We found that the insulin-dependent AKT pathway uses temporal patterns multiplexing for selective regulation of downstream molecules such as S6K, GSK3β and G6Pase, by use of different network structures and kinetics. (Kubota et al., Mol. Cell, 2012) (Fig. 2). We also found that glucose metabolisms including glycolysis, gluconeogenesis and glycogenesis are also selectively regulated by through temporal change and absolute concentration of insulin (Noguchi et al., Mol. Sys. Biol., 2013).
3. Information theory of cellular signaling
Signal transduction networks including ERK elicit multiple cellular functions. One of the critical properties of the signal transduction system is that the same signaling networks can code multiple cellular functions. This coding system can be generated by the combination of distinct signaling molecules/networks and by distinct temporal coding systems.
In PC12 cells, EGF and NGF induce transient and sustained ERK activation, leading to cell proliferation and differentiation, respectively. We found that transient ERK activation encode information of increasing rate of growth factors and sustained ERK activation encode that of final concentration of growth factors (Sasagawa et al., Nat. Cell Biol., 2005). We developed quantitative image cytometry (QIC), which allows us to measure signaling activities at single cell level with one minute-interval (Ozaki et al., PLoS ONE, 2010), and made a system identification of temporal decoding of ERK activation by selective immediate early genes (IEGs) expression (Saito et al., PLoS ONE, 2013).
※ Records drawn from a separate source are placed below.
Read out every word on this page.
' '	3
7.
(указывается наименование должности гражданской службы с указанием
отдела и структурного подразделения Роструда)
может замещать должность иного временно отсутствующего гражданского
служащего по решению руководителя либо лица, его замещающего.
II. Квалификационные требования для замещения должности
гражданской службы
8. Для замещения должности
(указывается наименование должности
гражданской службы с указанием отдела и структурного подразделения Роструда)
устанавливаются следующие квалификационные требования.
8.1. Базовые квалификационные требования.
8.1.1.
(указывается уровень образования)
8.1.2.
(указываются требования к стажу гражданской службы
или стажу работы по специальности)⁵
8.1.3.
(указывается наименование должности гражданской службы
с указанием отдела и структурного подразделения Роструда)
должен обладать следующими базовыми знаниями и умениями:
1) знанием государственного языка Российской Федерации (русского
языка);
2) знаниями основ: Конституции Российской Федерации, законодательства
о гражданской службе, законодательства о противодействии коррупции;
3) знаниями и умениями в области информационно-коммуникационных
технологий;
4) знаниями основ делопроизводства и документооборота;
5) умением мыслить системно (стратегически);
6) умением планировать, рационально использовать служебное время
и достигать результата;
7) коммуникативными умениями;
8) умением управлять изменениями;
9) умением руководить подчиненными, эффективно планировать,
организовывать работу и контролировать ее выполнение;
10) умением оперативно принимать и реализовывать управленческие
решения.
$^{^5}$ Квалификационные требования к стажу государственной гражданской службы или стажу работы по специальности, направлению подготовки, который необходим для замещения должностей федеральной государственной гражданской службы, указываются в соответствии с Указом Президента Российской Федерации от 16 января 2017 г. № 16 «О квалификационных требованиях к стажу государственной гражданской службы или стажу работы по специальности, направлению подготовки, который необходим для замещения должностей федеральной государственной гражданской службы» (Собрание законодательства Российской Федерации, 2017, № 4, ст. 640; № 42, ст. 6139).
We found that pulsatile ERK phosphorylation was decoded by selective expression of EGR1 rather than c-FOS, and conjunctive NGF and PACAP stimulation was decoded by synergistic JUNB expression through a switch-like response to c-FOS.
The relationship between signaling molecules and downstream gene expression levels and cell-fate decision is a multiple-input and multiple-output (MIMO) system. We applied a statistical linear multivariate regression with reduction by variable elimination (backward elimination PLS regression) to growth factor-specific signaling and cell-fate decisions in PC12 cells, and extracted simple relationships of the MIMO system (Akimoto, et al, PLoS ONE, 2013).
We also analyzed the signaling pathway in the framework of Shannon’s information theory, and found that information transmission was generally more robust than average signal intensity despite pharmacological perturbations, and information transmission through unperturbed signaling pathways compensatorily increased in many signaling pathways (Uda, S. et al., Science, 2013) (Fig. 3).
4. Synaptic plasticity
Synaptic plasticity is believed to be the cellular basis for learning and memory. Synaptic strength can be modified in a bi-directional manner, depending on the relative timing of pre- and postsynaptic spiking. This spike timing-dependent synaptic plasticity (STDP) is thought to play an important role in neural development and information storage. We have developed the electrophysiological and biochemical models of STDP (Urakubo et al, J. Neurosci., 2008), and analyzed the development of directional selectivity of visual system by STDP (Honda, et al, J. Neurosci., 2010). We are currently analyzing stochastic simulation of cerebellar LTD, and found the robust timing-detection via stochastic facilitation (Koumura et al, PLoS ONE, 2014, Fujii et al, Biophys. J., 2017).